Mr. Ohira feels optimistic about what is occurring in his industry and feels that the timing is excellent for more international co-productions. He admits that the present-day studio system is ineffectual and run by accountants with little creative film sense, and that their adherence to the genre samurai entertainment film has done little to improve the quality of their films.
''As a result,'' he says, ''the younger directors have been forced to operate more on their own, independent of the studio system, and this has created more freedom in the selection of material.''
This, coupled with the fact that their education has taken place in postwar Japan - influenced more by the democratic processes of the West - has produced several new directors commanding a more sophisticated scope. Mr. Ohira contends that this influence has come from the American entertainment film, which has been extremely popular since the war.

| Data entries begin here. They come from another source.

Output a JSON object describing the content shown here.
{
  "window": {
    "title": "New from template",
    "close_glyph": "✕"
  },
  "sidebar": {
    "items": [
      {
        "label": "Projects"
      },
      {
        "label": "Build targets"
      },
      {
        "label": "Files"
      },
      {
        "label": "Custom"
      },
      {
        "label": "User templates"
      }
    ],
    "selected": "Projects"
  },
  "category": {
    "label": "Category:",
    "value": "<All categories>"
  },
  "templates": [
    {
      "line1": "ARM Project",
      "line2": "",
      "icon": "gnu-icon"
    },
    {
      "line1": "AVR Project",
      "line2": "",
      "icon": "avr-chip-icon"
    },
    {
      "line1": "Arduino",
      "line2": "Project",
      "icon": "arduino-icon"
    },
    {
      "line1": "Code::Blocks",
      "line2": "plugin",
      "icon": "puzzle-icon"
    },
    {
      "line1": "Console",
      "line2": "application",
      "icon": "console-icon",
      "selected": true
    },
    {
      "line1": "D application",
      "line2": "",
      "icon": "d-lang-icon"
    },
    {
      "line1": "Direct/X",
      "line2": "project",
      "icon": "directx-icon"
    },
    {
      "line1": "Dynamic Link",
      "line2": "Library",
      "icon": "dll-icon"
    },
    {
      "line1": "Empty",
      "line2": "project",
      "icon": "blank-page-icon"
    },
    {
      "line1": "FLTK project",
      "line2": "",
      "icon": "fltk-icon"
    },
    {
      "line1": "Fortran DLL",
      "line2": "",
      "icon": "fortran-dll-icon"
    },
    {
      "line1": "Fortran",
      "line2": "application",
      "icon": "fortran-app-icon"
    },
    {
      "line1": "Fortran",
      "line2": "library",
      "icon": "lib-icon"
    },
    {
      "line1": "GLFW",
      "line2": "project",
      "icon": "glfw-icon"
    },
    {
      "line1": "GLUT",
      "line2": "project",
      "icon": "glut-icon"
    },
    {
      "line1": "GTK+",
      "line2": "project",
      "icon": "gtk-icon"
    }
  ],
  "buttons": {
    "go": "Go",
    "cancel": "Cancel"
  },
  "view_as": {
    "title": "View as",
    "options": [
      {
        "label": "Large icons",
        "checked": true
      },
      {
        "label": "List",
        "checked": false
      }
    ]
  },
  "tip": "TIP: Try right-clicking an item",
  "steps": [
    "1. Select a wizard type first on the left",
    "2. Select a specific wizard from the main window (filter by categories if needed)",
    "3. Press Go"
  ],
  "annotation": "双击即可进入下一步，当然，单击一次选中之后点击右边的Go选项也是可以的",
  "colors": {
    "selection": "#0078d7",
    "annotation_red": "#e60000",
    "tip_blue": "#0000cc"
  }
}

As the total gross revenues from the domestic market are now smaller than foreign revenues, Mr. Ohira believes it is time for the studio system to take a lesson from these younger filmmakers and promote their efforts.
Actively supporting many of these young Japanese directors is David Owens, film program coordinator for the Japan Society in New York.
Mr. Owens reinforces Ohira's faith in the future of the Japanese film industry and believes that many of the younger directors are capable of producing films that will be accessible to an international audience. Mr. Owens hosts Japanese film retrospectives and works in conjunction with the major studios and independents to promote and feature new directors.
Many believe that these young directors and producers who are testing the international marketplace represent the sole course of survival for the industry. International co-productions can provide the needed capital to succeed , and even many productions filmed entirely in Japan may require foreign assistance.
This is a transition period for the Japanese film industry as a whole - both internally as the major studios redefine their priorities and externally for the younger directors who are looking outward to the Asian, American, and European markets.
The often-needed financial and sometimes artistic support is becoming more and more available. Perhaps what we are seeing is the beginning of a cultural, as opposed to technological, impact of the Japanese sensiblity upon the West.